Parris is especially important to the film’s acumen. She refuses clichés and portrays a woman whose wit is inseparable from her political agency. Foxx turns Slick Charles into the most dangerous kind of jester: the fool who keeps tripping over the truth, smart enough never to believe ‘official’ lies. Boyega anchors the film with anguished repetition, moving through the ‘hood like a man condemned to perform a role he never chose.
They Cloned Tyrone is a haunting reminder of a ruthless campaign of white experimentation on Black communities, from the atrocities of the Tuskegee Syphilis Study to horrors like the stolen stem cells of Henrietta Lacks. The film grabs this history by the throat, posing a question Black America has long asked: what if our devastating social conditions are not the result of some inherent Black pathology, but a state-engineered assault?

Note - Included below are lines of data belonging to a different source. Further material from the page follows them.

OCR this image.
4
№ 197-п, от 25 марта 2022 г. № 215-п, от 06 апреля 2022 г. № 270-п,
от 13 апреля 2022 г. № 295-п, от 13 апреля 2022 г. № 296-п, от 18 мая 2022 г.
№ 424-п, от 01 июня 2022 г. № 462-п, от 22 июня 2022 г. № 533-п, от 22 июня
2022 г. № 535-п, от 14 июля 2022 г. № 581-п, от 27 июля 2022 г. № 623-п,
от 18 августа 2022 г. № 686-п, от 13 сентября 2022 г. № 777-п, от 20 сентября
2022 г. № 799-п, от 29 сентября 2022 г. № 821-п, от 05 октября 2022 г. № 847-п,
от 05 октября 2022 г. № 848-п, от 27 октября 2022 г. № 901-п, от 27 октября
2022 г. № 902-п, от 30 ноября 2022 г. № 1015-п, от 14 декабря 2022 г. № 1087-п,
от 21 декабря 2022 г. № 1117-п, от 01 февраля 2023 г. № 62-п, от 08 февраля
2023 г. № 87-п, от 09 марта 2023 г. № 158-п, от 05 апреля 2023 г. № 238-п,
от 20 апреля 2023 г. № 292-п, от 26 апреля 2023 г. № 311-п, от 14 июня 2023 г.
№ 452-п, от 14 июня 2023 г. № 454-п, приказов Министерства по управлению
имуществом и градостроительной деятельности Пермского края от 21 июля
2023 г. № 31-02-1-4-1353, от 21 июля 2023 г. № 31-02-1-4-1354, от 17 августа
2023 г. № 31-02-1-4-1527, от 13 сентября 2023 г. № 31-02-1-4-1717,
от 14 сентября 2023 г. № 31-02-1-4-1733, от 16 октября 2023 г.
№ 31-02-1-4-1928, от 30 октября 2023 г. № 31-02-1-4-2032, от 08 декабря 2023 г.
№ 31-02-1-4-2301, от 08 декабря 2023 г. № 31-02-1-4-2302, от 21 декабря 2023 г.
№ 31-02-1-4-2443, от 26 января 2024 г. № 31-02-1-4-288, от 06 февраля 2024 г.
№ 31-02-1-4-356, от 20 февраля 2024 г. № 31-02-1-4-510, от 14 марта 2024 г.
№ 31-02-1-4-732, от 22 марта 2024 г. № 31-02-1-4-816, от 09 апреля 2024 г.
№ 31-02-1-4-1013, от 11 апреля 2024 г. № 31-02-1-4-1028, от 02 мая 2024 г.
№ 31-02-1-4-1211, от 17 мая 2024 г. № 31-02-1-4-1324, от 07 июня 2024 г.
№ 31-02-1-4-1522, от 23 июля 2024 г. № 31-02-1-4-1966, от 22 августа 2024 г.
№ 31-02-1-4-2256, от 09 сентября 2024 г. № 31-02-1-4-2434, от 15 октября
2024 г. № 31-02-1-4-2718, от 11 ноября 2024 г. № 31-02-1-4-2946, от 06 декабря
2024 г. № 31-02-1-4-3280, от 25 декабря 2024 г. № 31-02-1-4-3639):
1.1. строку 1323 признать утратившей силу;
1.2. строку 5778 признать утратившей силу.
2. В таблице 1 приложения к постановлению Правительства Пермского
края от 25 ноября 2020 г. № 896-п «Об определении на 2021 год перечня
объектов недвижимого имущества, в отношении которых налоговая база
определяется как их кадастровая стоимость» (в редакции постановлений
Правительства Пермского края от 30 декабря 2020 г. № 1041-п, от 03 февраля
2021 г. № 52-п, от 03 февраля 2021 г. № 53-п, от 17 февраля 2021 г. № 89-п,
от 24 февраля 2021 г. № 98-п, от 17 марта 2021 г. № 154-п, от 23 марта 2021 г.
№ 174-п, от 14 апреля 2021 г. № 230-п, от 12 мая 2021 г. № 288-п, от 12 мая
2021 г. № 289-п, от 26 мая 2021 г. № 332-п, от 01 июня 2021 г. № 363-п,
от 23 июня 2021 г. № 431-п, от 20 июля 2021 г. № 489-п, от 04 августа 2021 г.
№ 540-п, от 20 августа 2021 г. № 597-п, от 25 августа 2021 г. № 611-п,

Today, the lethal vines of systemic racism are expanding: the carceral state, limited access to capital, housing discrimination, antiquated schools. And our current political climate is, in its structural logic, the perfect subject for insurgent satire that thrives on the distance between official fabrications and verifiable facts. They Cloned Tyrone understands this, just as Melvin Van Peebles did. Black resistance humour is not a detour from seriousness. It is one of Black cinema’s sharpest instruments of revelation. It visualises what Black people have long understood: that dominant systems have become monsters, as predatory as they are absurd. Black film satire holds up a mirror to those monsters, dragging them into the light. Yet the problem is not that the monster is visible. The problem, as it has always been, is that the establishment refuses to admit the monster is there.